Editing Brian Goodwin (section)

==Gene networks and development==

Shortly after [[François Jacob]] and [[Jacques Monod]] developed their first model of gene regulation, Goodwin proposed the first model of a genetic oscillator, showing that regulatory interactions among genes allowed  periodic fluctuations to occur. Shortly after this model became published, he also formulated a general theory of complex [[gene regulatory networks]] using [[statistical mechanics]].
In its simplest form, Goodwin's oscillator involves a single gene that represses itself.
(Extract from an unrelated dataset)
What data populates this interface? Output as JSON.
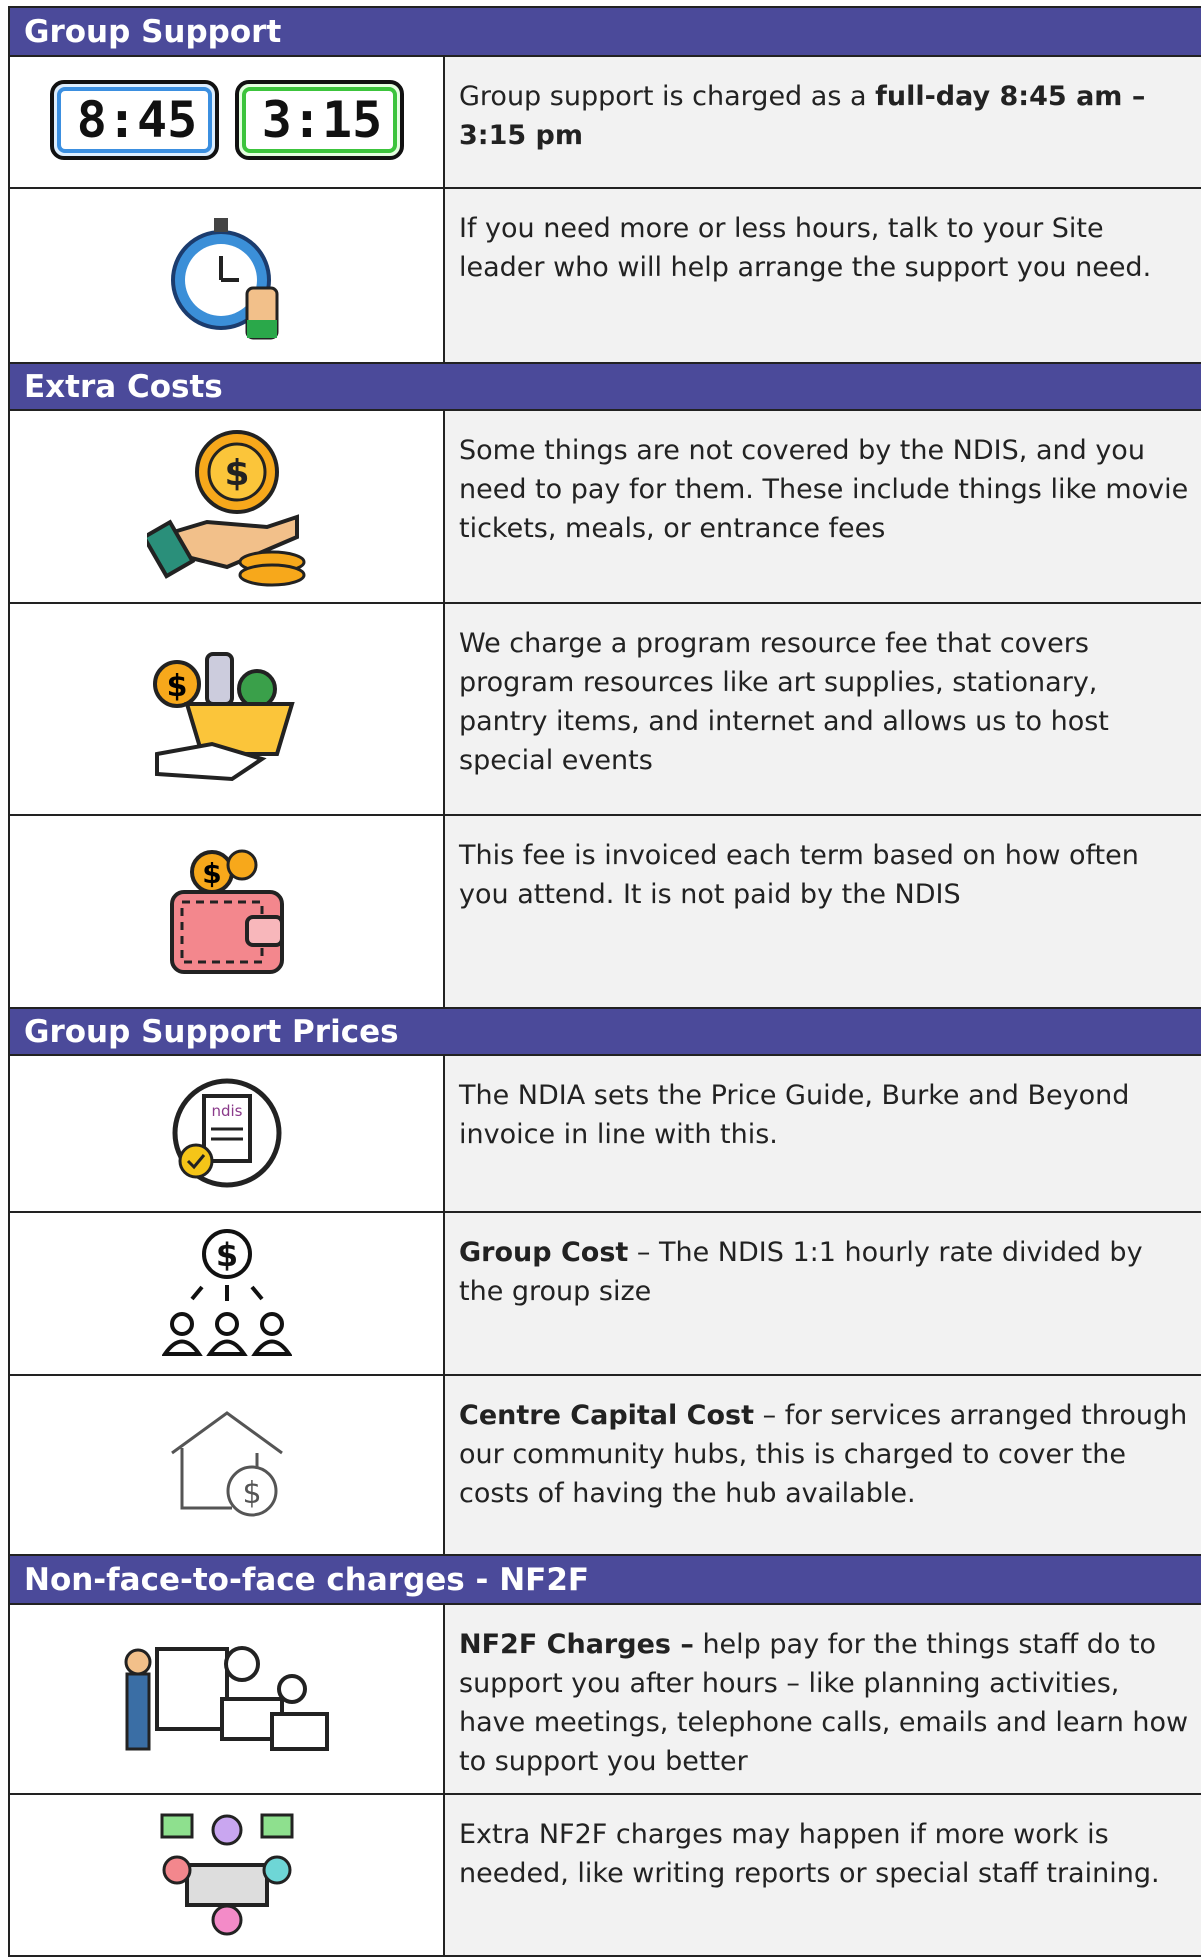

Goodwin equations were originally formulated in terms of conservative (Hamiltonian) systems, thus not taking into account dissipative effects that are required in a realistic approach to regulatory phenomena in biology. Many versions have been developed since then. The simplest (but realistic) formulation considers three variables, X, Y and Z indicating the concentrations of [[RNA]], [[protein]] and end product which generates the negative [[feedback]] loop. The equations are

:<math>
\frac{dX}{dt}= {k_1 \over K_1 + Z^n}-k_2X
</math>

:<math>
\frac{dY}{dt}= k_3 X - k_4 Y
</math>

:<math>
\frac{dZ}{dt}= k_5 Y - k_6 Z
</math>

and closed oscillations can occur for n>8 and behave [[limit cycles]]: after a perturbation of the system's state, it returns to its previous attractor. A simple modification of this model, adding other terms introducing additional steps in the transcription machinery allows to find oscillations for smaller n values. Goodwin's model and its extensions have been widely used over the years as the basic skeleton for other models of oscillatory behavior, including [[Circadian rhythm|circadian clocks]], [[cell division]] or physiological control systems.